Phylogenetic analysis. Neighbor-joining tree analysis based on the ClustalW alignment of: DNA polymerase (A) and phage endolysin (B) sequences. The percentage of replicate trees in which the associated taxa clustered together in the bootstrap test (500 replicates) is shown next to the branches. Evolutionary analyses were conducted in MEGA X. US—unclassified siphovirus; UM—unclassified myovirus; UP—unclassified podovirus; S, Seu—Siphoviridae, Seuratvirus; S, No—Siphoviridae, Nonagvirus; S, Nip—Siphoviridae, Nipunavirus; S, Kil—Siphoviridae, Kilunavirus; S, Sep—Siphoviridae, Septimatrevirus M, Ota—Myoviridae; Otagovirus; M, Pak—Myoviridae, Pakpunavirus; M, Phi—Myoviridae, Phikzvirus; M, Kis—Myoviridae, Kisquattuordecimvirus; M, Are—Myoviridae, Aresaunavirus; M, Ci—Myoviridae, Citexvirus; M, No—Myoviridae, Noxifervirus; A, Li—Ackermannviridae, Limestonevirus; A, Ag—Ackermannviridae, Agtrevirus; A, Ku—Ackermannviridae, Kuttervirus; A, Ta—Ackermannviridae, Taipeivirus; ND—not determined.
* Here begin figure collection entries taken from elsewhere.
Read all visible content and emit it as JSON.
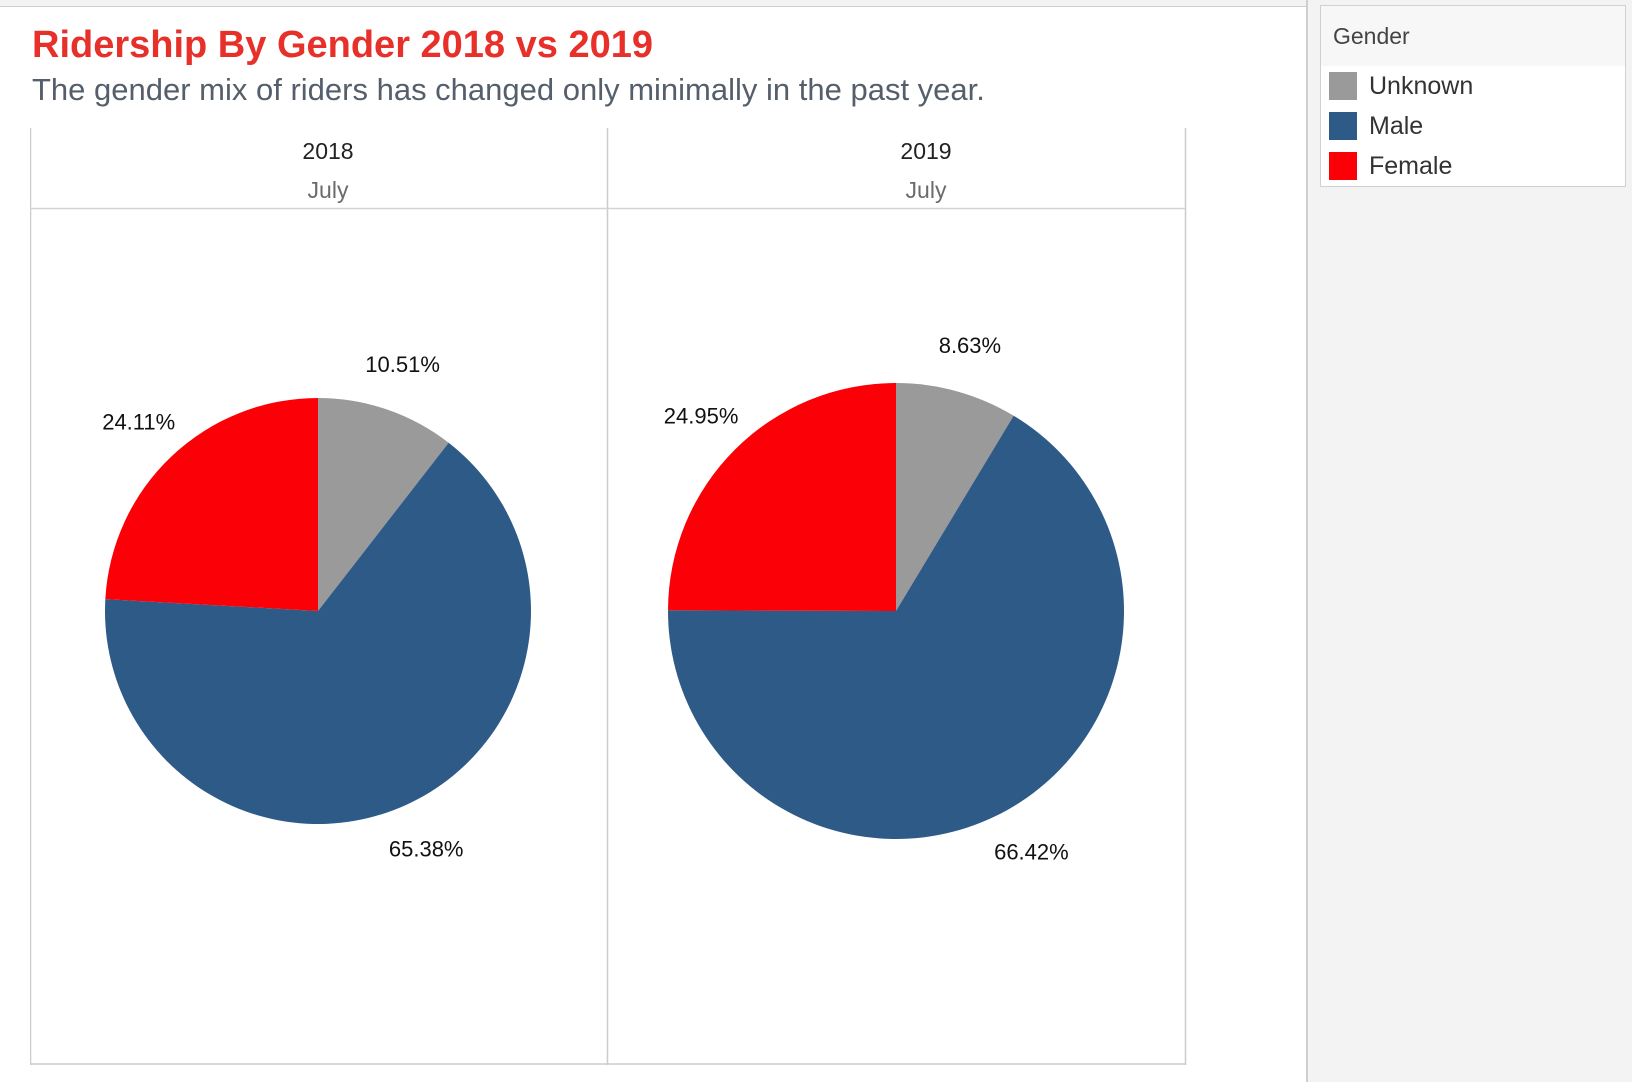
{
  "title": "Ridership By Gender 2018 vs 2019",
  "subtitle": "The gender mix of riders has changed only minimally in the past year.",
  "legend": {
    "title": "Gender",
    "items": [
      {
        "label": "Unknown",
        "color": "#9a9a9a"
      },
      {
        "label": "Male",
        "color": "#2e5a87"
      },
      {
        "label": "Female",
        "color": "#fb0007"
      }
    ]
  },
  "chart_data": [
    {
      "type": "pie",
      "header": "2018",
      "subheader": "July",
      "slices": [
        {
          "category": "Unknown",
          "value": 10.51,
          "label": "10.51%"
        },
        {
          "category": "Male",
          "value": 65.38,
          "label": "65.38%"
        },
        {
          "category": "Female",
          "value": 24.11,
          "label": "24.11%"
        }
      ]
    },
    {
      "type": "pie",
      "header": "2019",
      "subheader": "July",
      "slices": [
        {
          "category": "Unknown",
          "value": 8.63,
          "label": "8.63%"
        },
        {
          "category": "Male",
          "value": 66.42,
          "label": "66.42%"
        },
        {
          "category": "Female",
          "value": 24.95,
          "label": "24.95%"
        }
      ]
    }
  ]
}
AchV4 is indicated by a red dot.

Figure 5

Phylogenetic analysis based on genome-wide sequence similarities computed by tBLASTx. The proteomic tree based on the complete genome sequences of phages with S_G values to AchV4 ranging from 0.1581 (Phobos) to 0.05 (Mycobacterium phage JAMaL). The figure was generated by ViPTree.

Figure 6

Genome alignment of AchV4, phiAxp-2, Phobos, PspYZU01, and YMC16/01/N133_KPN_BP. All tBLASTx alignments are represented by colored lines between two genomes. Color scale represents the tBLASTx percent identity. The figure was generated by ViPTree.

Figure 7

Splitstree representation of the unrooted proteomic tree generated by ViPTree web-service based on the genome-wide similarity relationships between Achromobacter bacteriophages. Purple, phages of the family Schitoviridae; red, siphoviruses that belong to the genus Steinhofvirus; blue, phages from the family Autographiviridae. UM—unclassified myovirus; MM—family Myoviridae, genus Mieseafarmvirus; US—unclassified siphoviruses.